The people in District 12 live an existence straight out of the late nineteenth century rural America.  The men go to work in dangerous coal mines while the women try to feed the family on rations barely above starvation-level.  Hunting is apparently illegal so unsurprisingly a brisk black market trade exists in small game.  From a passing comment I learned that additional rations are available to young people if they are willing to enter their name additional times for the annual Reaping.

The inhabitants may not leave the confines of their District upon pain of electrocution from the border fences or capture and death from the security forces.  Technology is deliberately kept at pre-electronics levels with the exception of media controlled by the state.

Meanwhile, the citizens of the Capitol live a sybaritic lifestyle with all of the wealth and advanced technology available to an advanced society.  Consumption is conspicuous and flamboyant personal fashion is the norm for the elite.  The working stiffs in Capitol have to make do with white jumpsuits and hair in colors that nature intended.

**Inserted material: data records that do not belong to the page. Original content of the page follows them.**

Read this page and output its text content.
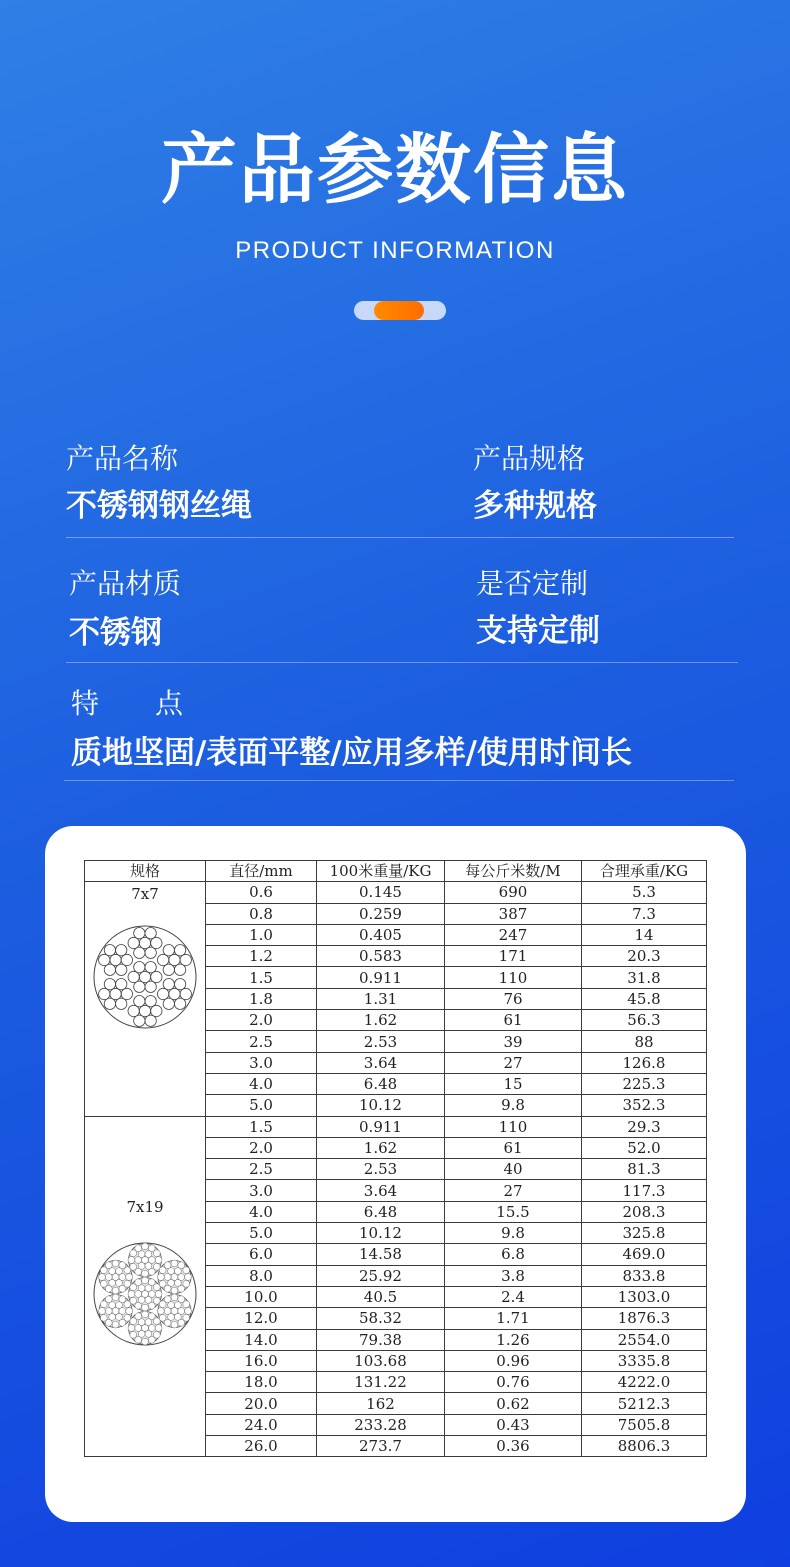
产品参数信息
PRODUCT INFORMATION
产品名称
不锈钢钢丝绳
产品规格
多种规格
产品材质
不锈钢
是否定制
支持定制
特　　点
质地坚固/表面平整/应用多样/使用时间长
规格	直径/mm	100米重量/KG	每公斤米数/M	合理承重/KG

7x7	0.6	0.145	690	5.3
	0.8	0.259	387	7.3
	1.0	0.405	247	14
	1.2	0.583	171	20.3
	1.5	0.911	110	31.8
	1.8	1.31	76	45.8
	2.0	1.62	61	56.3
	2.5	2.53	39	88
	3.0	3.64	27	126.8
	4.0	6.48	15	225.3
	5.0	10.12	9.8	352.3

7x19	1.5	0.911	110	29.3
	2.0	1.62	61	52.0
	2.5	2.53	40	81.3
	3.0	3.64	27	117.3
	4.0	6.48	15.5	208.3
	5.0	10.12	9.8	325.8
	6.0	14.58	6.8	469.0
	8.0	25.92	3.8	833.8
	10.0	40.5	2.4	1303.0
	12.0	58.32	1.71	1876.3
	14.0	79.38	1.26	2554.0
	16.0	103.68	0.96	3335.8
	18.0	131.22	0.76	4222.0
	20.0	162	0.62	5212.3
	24.0	233.28	0.43	7505.8
	26.0	273.7	0.36	8806.3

Sounds like something right out of the Roaring Twenties, right?  Rockefeller Republicans living large while the proletariat huddles in the dark, starving.  The parallels are there, but what is missing is the iron fist of the state carefully tending to the status quo.  For that, you have to have to go to the other side of the globe.

The world of Panem bears a striking similarity to the former Soviet Union.  Travel controls, deliberate starvation of the peasantry, the unavailability of modern luxuries to all but the social elite, it's all there.  Even The Reaping is a shadowy reflection of universal conscription into a military that places absolutely no value on the lives or health of the conscripts.

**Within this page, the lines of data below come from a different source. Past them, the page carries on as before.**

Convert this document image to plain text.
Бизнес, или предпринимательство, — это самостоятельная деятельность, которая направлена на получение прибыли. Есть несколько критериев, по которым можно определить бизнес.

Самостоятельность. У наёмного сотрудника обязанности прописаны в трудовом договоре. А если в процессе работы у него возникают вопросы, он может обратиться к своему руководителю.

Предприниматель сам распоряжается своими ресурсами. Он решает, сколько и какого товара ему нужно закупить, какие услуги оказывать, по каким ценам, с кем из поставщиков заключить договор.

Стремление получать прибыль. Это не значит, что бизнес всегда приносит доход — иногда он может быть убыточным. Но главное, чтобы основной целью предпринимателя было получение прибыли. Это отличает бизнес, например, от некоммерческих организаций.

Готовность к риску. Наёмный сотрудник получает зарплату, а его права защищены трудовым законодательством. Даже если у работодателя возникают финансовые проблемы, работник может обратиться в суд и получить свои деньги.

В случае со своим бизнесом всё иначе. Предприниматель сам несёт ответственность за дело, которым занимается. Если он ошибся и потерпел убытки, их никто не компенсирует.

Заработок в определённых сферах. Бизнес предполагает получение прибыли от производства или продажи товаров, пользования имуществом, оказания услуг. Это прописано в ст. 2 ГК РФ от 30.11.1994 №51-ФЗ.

The games themselves are reality TV mixed with spectacle that would have been immediately familiar to Emperor Trajan.  Bread and circuses have been with humans for thousands of years and reflect a darker aspect of our natures that enjoys seeing arterial blood on the sand.  But what I saw in "The Hunger Games" seemed to go deeper than that.  I saw a segment of a society so jaded by their sybaritic lifestyle that nothing short of child murder could elicit a genuine emotional reaction.  Perfectly coiffed plastic faces that respond like trained seals to the clumsy emotional manipulation of a master of ceremonies.  People going through the motions of human behavior that can't actually feel anything because nothing is truly real anymore.

One of the things that bothers me about so-called "reality TV" is the artless creation of artificial "drama" which inevitably manifests as interpersonal conflict.  Whether it is cliques ostracizing the goat, screaming matches over who used the last of the dish soap, or media-whoring executives barking "You're fired!" the result is the same.  The audience experiencing a frission of glee at "real people" fighting for their entertainment.

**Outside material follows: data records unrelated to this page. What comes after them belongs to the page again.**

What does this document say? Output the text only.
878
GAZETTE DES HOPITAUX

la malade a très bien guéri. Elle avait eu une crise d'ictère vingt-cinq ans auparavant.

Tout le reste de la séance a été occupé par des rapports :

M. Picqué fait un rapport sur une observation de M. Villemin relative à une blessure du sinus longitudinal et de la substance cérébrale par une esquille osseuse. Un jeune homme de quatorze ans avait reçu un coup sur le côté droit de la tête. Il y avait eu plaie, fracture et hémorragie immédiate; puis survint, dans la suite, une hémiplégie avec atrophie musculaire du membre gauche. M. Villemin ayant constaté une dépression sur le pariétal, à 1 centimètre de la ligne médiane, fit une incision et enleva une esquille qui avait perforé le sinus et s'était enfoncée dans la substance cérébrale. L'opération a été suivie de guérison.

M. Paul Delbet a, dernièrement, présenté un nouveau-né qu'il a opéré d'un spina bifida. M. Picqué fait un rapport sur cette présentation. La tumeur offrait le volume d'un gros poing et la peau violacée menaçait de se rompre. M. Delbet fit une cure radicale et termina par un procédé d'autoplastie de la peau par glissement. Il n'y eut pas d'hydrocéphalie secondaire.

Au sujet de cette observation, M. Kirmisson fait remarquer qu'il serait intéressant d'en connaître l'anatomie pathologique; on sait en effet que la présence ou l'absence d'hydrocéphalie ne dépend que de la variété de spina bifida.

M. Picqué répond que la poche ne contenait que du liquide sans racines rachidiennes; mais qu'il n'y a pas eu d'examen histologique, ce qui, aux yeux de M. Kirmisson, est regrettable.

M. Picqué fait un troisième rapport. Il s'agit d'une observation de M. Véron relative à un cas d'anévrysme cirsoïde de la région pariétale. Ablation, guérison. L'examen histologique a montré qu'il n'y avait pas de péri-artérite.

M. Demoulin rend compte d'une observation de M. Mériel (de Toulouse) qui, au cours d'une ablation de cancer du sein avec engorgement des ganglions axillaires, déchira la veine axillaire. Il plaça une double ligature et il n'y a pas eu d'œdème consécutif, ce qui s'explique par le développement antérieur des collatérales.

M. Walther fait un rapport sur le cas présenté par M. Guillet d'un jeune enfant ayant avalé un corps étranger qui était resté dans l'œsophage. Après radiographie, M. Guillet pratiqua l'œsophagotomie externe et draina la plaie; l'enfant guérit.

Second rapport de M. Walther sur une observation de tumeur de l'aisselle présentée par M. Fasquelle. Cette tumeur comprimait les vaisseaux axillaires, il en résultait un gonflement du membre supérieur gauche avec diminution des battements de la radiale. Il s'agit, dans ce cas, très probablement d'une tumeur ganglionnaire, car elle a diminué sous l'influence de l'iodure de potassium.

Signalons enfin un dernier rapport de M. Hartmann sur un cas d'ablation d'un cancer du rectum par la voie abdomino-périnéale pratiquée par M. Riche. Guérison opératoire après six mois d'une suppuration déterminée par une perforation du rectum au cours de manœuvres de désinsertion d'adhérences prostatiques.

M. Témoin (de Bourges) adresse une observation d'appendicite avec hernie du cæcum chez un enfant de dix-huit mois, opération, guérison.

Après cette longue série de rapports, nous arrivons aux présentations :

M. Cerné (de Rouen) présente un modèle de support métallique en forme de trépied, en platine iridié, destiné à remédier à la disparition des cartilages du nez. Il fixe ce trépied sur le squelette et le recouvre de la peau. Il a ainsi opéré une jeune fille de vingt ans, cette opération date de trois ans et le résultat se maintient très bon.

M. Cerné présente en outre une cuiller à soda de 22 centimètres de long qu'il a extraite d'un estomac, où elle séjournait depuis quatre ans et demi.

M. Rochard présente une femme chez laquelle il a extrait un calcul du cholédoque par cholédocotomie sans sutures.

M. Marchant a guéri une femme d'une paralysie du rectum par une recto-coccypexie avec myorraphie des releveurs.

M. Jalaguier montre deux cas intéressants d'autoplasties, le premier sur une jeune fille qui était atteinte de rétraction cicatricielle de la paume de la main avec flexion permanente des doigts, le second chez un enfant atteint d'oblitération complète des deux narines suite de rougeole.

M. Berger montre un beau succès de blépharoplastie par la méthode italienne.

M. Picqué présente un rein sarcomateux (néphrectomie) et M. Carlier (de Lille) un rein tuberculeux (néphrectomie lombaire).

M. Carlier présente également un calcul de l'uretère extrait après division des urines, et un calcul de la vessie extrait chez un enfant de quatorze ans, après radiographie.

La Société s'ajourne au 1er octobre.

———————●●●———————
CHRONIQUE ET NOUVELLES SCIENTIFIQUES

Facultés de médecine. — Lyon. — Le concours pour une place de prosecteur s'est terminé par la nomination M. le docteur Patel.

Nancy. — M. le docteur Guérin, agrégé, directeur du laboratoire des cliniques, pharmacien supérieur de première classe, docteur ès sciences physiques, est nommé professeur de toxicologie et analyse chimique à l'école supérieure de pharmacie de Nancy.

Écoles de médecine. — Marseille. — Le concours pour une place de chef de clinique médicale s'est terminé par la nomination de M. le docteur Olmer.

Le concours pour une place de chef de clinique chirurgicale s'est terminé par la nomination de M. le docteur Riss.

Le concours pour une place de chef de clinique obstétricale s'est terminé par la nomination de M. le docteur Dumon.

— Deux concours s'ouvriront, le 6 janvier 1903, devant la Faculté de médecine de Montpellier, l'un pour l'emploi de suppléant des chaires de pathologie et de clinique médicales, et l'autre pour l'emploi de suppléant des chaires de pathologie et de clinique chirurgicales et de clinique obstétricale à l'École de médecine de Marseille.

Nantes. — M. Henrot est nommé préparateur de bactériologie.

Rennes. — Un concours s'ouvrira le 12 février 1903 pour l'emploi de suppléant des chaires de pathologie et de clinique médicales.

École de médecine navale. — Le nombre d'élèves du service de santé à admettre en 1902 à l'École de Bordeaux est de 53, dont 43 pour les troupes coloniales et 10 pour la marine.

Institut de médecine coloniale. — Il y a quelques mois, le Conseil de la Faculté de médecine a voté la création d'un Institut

I am impressed that Suzanne Collins was able to take the complex themes above and integrate them into teen fiction aimed specifically at young women.  I took my daughters to see the film, despite the awful content of children murdering children, because I thought the meta-themes of individual human decency and the importance of resisting peer pressure to give in to our darker natures.  Empathy is what makes us human, and that transcends monkey politics.